BÖLÜM 89

6.3K 632 311
                                    

*KEYİFLİ OKUMALARR 🧚🏼🐬💦*





Saatlerce kavurucu güneşin altında oturmuş o sıcağa rağmen alevlerle çalışmıştık. Helios bildiği çoğu şeyi bana da anlatıp öğretmeye çalışırken onu pür dikkat dinliyor söylediği her şeyi kafamda tutmaya çalışıyordum. Neyseki o kusursuz bir öğretmen ben de hızlı öğrenen bir öğrenciydim.

Alevleri belirli sürede ve belirli bölgelerde tutmayı, daha hızlı bir şekilde kontrol sahibi olmayı, ateş toplarının tahrip gücünü artırmayı, sıcaklığımı artırıp azalmayı, Helios kadar olmasa da ateşle bir bütün olup onun deyimiyle dans etmeyi öğrenmiştim.

" Ateşin canlı olduğunu ve onunla dans ettiğini düşün. Aynı anda ritmik bir şekilde hareket etmek ahengi yakalamak zorundasın. Ancak bunun ölümcül bir dans olduğunu da unutma. Yanlış bir hareketinle örneğin bir ormanı tek başına küle çevirebilirsin. Üstelik alevler yayılıp geliştikçe kontrolü de kaybedersin.

Su ele avuca sığan dingin bir element. Toprak, hava, bitki de öyle. Ama ateş öyle değil. Yakıcı , tahrip gücü yüksek ve kendi fikirleri varmışcasına hareket eder. O yüzden ona temkinli yaklaşmalısın. Ona patronun kim olduğunu göster. "

Gerçekten de ateşi kontrol etmek tüm elementlerden daha zordu. Bir anda büyüyebiliyor ya da kendi kendine patlamalar yaratabiliyordu. Kaynağı ise bana göre kesinlikle öfkeydi. Alevleri kullandığım her seferinde öfkeme odaklanıyordum. Ama alevlerin kendisine değil başka insanlara yaşadığım olaylara karşı olan öfkeme odaklanıyordum. Bu yüzden kontrolü daha zordu zaten. Öfken içinde patladığı anda alevlerin de patlama ihtimali vardı.

Kollarımda yanan alevleri söndürdükten sonra alnımdan akan teri silmiştim. Helios ise benim kadar terlememişti çünkü vücudu sıcağa alışmış ona göre tepki göstermeyi öğrenmişti. Yine de onun da kendi sınırları vardı. Boynundan akan ter göğsüne damlıyor oradan da kayarak gözden kayboluyordu. Helios sıcaktan alnına yapışan saçlarını düzelterek gökyüzüne bakıp gözlerini kapatmış sonra derin bir nefes almıştı.

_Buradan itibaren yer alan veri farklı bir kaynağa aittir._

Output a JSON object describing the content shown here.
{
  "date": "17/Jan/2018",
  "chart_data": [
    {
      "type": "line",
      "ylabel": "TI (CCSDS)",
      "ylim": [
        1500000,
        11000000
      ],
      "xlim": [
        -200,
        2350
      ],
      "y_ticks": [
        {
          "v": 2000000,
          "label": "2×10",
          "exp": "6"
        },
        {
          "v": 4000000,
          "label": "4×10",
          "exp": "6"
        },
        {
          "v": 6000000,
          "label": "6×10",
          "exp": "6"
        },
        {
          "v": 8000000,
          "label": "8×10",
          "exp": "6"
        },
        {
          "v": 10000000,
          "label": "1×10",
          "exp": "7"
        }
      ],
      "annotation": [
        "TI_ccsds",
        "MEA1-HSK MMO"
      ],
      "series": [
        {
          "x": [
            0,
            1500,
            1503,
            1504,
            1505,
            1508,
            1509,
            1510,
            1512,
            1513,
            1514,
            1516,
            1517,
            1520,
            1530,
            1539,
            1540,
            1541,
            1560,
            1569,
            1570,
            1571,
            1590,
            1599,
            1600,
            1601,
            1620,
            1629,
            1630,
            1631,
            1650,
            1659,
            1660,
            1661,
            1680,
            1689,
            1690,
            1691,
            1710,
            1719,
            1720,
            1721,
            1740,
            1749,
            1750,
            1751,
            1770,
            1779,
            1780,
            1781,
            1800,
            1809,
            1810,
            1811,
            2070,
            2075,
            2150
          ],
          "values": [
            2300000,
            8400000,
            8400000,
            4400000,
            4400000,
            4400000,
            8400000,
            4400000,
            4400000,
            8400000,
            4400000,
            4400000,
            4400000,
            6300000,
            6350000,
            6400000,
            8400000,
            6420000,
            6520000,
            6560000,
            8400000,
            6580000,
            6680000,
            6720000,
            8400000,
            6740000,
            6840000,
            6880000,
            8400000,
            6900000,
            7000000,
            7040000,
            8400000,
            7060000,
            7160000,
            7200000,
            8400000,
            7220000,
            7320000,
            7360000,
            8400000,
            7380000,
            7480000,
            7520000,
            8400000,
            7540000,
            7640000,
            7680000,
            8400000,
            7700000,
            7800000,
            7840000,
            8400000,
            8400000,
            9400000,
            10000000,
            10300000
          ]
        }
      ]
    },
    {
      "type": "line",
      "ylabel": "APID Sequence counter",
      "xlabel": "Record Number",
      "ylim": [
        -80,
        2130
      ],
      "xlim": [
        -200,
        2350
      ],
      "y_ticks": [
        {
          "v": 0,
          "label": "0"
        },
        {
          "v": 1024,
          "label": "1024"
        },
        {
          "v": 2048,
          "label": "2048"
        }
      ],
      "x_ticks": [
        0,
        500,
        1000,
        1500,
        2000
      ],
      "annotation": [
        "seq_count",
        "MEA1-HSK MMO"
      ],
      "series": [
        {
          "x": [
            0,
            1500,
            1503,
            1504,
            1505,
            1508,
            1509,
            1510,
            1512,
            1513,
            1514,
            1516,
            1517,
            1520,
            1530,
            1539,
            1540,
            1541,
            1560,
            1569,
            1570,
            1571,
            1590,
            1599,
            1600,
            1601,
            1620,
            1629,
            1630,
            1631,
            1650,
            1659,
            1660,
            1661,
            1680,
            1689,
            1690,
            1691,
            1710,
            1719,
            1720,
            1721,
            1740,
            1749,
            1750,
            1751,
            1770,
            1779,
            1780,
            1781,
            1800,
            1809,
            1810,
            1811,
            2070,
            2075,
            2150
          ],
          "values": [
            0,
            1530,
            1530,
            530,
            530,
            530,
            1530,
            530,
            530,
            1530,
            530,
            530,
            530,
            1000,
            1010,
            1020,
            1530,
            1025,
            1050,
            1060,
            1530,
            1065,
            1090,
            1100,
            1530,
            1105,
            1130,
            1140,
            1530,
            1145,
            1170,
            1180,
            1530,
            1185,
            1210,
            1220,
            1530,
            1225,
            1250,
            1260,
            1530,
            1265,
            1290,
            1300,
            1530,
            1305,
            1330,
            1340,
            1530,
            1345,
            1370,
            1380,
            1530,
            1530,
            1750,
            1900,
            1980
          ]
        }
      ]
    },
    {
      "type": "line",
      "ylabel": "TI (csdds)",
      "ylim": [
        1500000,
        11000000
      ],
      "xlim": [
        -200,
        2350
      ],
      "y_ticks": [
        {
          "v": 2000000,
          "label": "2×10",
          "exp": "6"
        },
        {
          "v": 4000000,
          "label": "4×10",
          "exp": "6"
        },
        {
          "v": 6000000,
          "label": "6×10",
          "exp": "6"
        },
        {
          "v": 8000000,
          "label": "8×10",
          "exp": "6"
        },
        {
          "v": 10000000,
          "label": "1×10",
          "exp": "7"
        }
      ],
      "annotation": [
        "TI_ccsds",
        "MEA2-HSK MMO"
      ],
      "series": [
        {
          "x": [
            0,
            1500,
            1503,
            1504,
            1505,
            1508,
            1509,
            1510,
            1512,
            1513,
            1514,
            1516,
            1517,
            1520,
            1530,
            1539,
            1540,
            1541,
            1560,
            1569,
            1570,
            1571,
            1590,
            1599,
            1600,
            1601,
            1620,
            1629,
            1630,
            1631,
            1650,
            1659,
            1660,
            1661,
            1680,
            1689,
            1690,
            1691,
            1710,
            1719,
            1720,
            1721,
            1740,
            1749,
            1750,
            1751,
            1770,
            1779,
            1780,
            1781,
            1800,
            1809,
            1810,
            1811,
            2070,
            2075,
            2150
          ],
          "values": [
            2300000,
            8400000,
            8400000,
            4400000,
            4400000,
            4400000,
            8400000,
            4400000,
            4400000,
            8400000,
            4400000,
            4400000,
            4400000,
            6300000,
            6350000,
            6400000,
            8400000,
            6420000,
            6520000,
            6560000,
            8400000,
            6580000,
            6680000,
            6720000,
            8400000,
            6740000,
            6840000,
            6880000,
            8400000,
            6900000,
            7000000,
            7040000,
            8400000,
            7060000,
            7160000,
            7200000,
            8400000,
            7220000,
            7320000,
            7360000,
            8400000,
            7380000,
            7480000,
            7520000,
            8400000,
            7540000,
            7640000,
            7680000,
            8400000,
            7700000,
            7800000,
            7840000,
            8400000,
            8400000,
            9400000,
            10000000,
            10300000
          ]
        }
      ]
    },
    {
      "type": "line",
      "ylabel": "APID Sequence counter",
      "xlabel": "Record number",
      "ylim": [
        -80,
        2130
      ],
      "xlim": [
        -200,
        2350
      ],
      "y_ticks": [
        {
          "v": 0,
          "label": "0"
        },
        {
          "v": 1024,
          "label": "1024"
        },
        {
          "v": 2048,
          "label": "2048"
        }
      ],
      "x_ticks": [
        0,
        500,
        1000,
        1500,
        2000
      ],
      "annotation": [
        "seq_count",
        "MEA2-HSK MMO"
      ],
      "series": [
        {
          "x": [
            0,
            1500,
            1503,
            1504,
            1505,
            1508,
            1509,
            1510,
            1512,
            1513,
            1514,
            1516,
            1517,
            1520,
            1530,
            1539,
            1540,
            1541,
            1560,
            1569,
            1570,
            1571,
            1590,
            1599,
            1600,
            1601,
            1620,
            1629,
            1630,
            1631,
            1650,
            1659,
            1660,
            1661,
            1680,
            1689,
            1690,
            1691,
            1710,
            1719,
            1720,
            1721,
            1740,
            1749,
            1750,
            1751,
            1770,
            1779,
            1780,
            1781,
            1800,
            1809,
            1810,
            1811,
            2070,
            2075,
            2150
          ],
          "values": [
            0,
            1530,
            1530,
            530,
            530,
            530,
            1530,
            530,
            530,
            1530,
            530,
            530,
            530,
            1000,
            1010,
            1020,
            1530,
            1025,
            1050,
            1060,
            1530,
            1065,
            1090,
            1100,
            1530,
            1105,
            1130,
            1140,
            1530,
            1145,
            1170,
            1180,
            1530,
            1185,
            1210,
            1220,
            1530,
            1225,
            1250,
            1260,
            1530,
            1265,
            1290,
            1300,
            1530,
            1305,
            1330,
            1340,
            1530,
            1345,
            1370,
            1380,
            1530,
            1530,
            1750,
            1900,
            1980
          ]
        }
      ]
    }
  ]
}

Ona doğru yaklaşıp boynuna bir öpücük bırakmıştım. Gülümsedikten sonra gözlerini açıp başını bana doğru eğmişti. " Teşekkür ederim. "

" Ah, lafı bile olmaz. Ayrıca benim için de eğlenceliydi. "

Gülümsedikten sonra şirince " Helios ? " demiştim. Gözleri anında kısılırken " Ben bu ses tonunu da bakışları da çok iyi tanıyorum. Ne istiyorsun söyle hadi," dedi.

Çenemle denizi işaret ettiğimi " Olmaz," demişti. " Lütfen ? "

" Hayır Carmen, hadi doğru banyoya duş almaya. "

Ayağa kalktan sonra eve doğru gitmek yerine geriye doğru bir adım atmıştım. " Ben gideceğim, istersen gel istersen burada dur. "

Elini bana doğru uzattığında hızlıca geri çekilip denize doğru koşmuştum. Kumların ıslak olduğu yere geldiğimde ayakkabılarımı ve çoraplarımı çıkarıp iyice içine girmiştim. Bu esnada Helios da bana yetişmiş kıyıdan onaylamayan gözlerle bana bakıyordu. Elimi denize doğru sokup sonra da ona savurmuştum. Yüzüne çarpan su damlaları onu ıslatsa da yüz ifadesini bozmamıştı.

" Buraya gelir misin ? "

Dilimle cık cık yaptığımda kaşlarını çatmıştı. " Carmen akıntı fazla burada. Başına bir şey gelmeden çık sudan. "

" Bana bir şey olmaz merak etme. "

Alaycı bir şekilde gülüp " Sana mı bir şey olmaz ?! Başına gelen olayları kronolojik olarak mı sıralayayım yoksa alfabetik olarak mı ? Ama merak etme ikisine de yetecek kadar olay var," dedi. Yani bir tık haklıydı ama ben de yüzmek istiyordum.